Nella canzone parli dell’avere 40 anni, prima citavi il fatto che ti avevano detto che non potevi più essere una novità. La musica è un paese per giovani, da sempre. Ma c’è anche una tendeza al giovanilismo, secondo te?
Secondo me sì. Uno finisce a fare la media, associandosi in un featuring con degli autori più giovani in modo che l'età del tuo progetto si abbassa. Avere una formula nuova, rinnovata, interessante, al sesto o settimo o ottavo disco effettivamente non è facile. Ma la stand-up comedy in questo mi è venuta in aiuto: acquisisci punti di vista e spessore proprio con l’età. E' una figata perché riesco a sentirmi tanto nuovo quanto più autorevole, anche nella musica. Così puoi scegliere il genere di persone che ti interessa avere tra i tuoi ascoltatori.
Qualche mese fa un tuo post sui meccanismi dell’industria, nato dopo il passo indietro di Sangiovanni, venne molto commentato e condiviso. Fare uno scarto di lato da quei meccanismi ti è servito?
Sì, mi ha fatto bene: uno deve conoscere se stesso con il passare del tempo e sapere che genere di cose vuole fare, quali altre domande magari non vuole ricevere, perché semplicemente magari non vanno bene per te.
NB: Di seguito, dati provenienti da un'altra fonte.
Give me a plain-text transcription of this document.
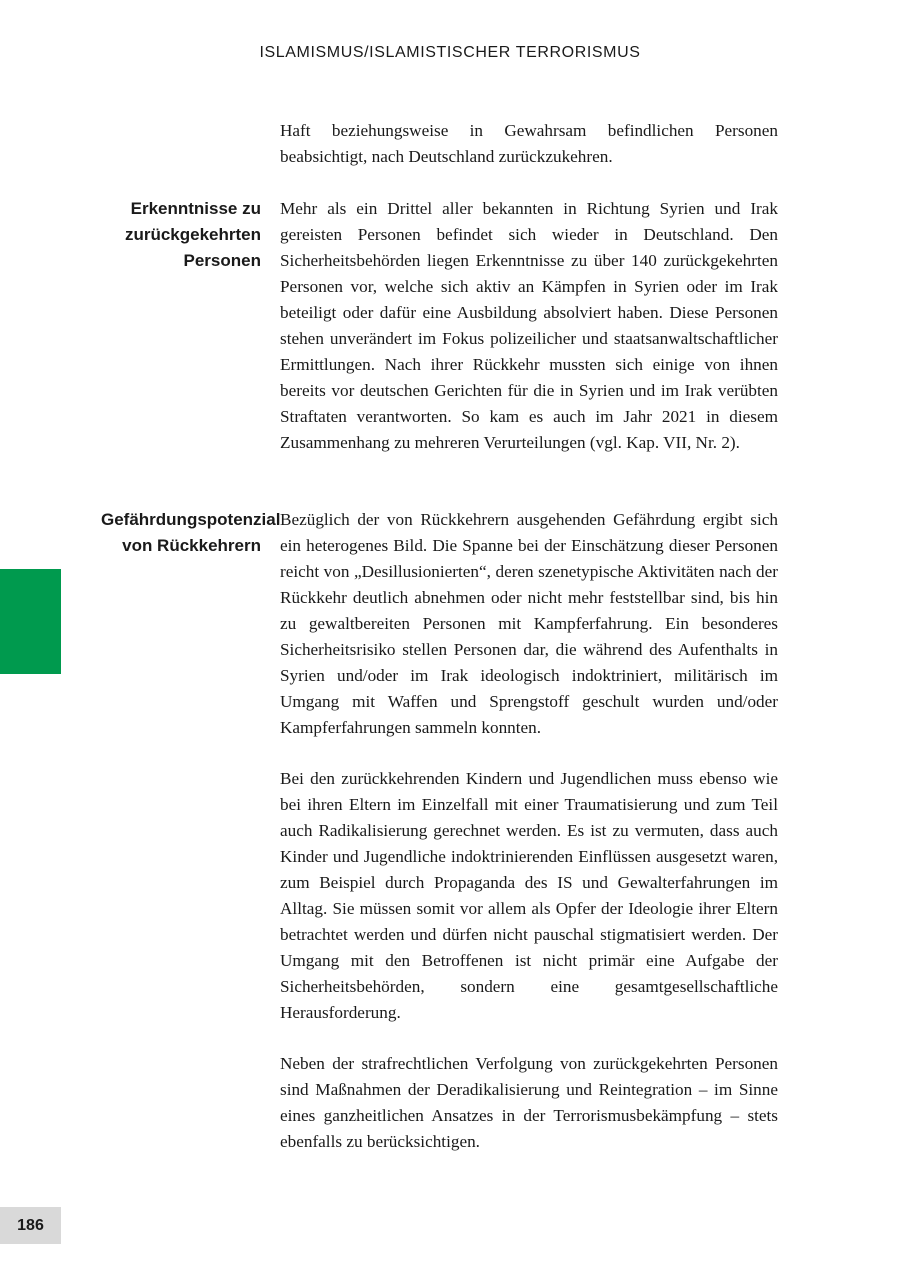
ISLAMISMUS/ISLAMISTISCHER TERRORISMUS

Haft beziehungsweise in Gewahrsam befindlichen Personen beabsichtigt, nach Deutschland zurückzukehren.

Erkenntnisse zu zurückgekehrten Personen

Mehr als ein Drittel aller bekannten in Richtung Syrien und Irak gereisten Personen befindet sich wieder in Deutschland. Den Sicherheitsbehörden liegen Erkenntnisse zu über 140 zurückgekehrten Personen vor, welche sich aktiv an Kämpfen in Syrien oder im Irak beteiligt oder dafür eine Ausbildung absolviert haben. Diese Personen stehen unverändert im Fokus polizeilicher und staatsanwaltschaftlicher Ermittlungen. Nach ihrer Rückkehr mussten sich einige von ihnen bereits vor deutschen Gerichten für die in Syrien und im Irak verübten Straftaten verantworten. So kam es auch im Jahr 2021 in diesem Zusammenhang zu mehreren Verurteilungen (vgl. Kap. VII, Nr. 2).

Gefährdungspotenzial von Rückkehrern

Bezüglich der von Rückkehrern ausgehenden Gefährdung ergibt sich ein heterogenes Bild. Die Spanne bei der Einschätzung dieser Personen reicht von „Desillusionierten“, deren szenetypische Aktivitäten nach der Rückkehr deutlich abnehmen oder nicht mehr feststellbar sind, bis hin zu gewaltbereiten Personen mit Kampferfahrung. Ein besonderes Sicherheitsrisiko stellen Personen dar, die während des Aufenthalts in Syrien und/oder im Irak ideologisch indoktriniert, militärisch im Umgang mit Waffen und Sprengstoff geschult wurden und/oder Kampferfahrungen sammeln konnten.

Bei den zurückkehrenden Kindern und Jugendlichen muss ebenso wie bei ihren Eltern im Einzelfall mit einer Traumatisierung und zum Teil auch Radikalisierung gerechnet werden. Es ist zu vermuten, dass auch Kinder und Jugendliche indoktrinierenden Einflüssen ausgesetzt waren, zum Beispiel durch Propaganda des IS und Gewalterfahrungen im Alltag. Sie müssen somit vor allem als Opfer der Ideologie ihrer Eltern betrachtet werden und dürfen nicht pauschal stigmatisiert werden. Der Umgang mit den Betroffenen ist nicht primär eine Aufgabe der Sicherheitsbehörden, sondern eine gesamtgesellschaftliche Herausforderung.

Neben der strafrechtlichen Verfolgung von zurückgekehrten Personen sind Maßnahmen der Deradikalisierung und Reintegration – im Sinne eines ganzheitlichen Ansatzes in der Terrorismusbekämpfung – stets ebenfalls zu berücksichtigen.

186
Anche nelle serate dove lo spettacolo andava più storto ho pensato “meno male che mi sono lanciato dal treno, meno male che ho potuto comunque mettermi lo stesso in discussione”. La parte musicale in questo momento dello spettacolo è sgravata da aspettative che secondo me asfissiano.
Rimpiangi qualcosa?
Fa piacere andare a Sanremo tutti gli anni, essere al centro dell’attenzione. Fa piacere anche al conto economico, però non sono gli unici motivi per cui faccio quello che faccio. Io sono arrivato all'opera di Gaber e al teatro canzone solo dopo che avevo iniziato lo spettacolo, ed è stata una bella coincidenza: vedere che un altro artista, anche lui, aveva fatto un passo di lato e aveva fatto una scelta di coraggio ti fa capire che davvero siamo nani che camminano sulle spalle dei giganti.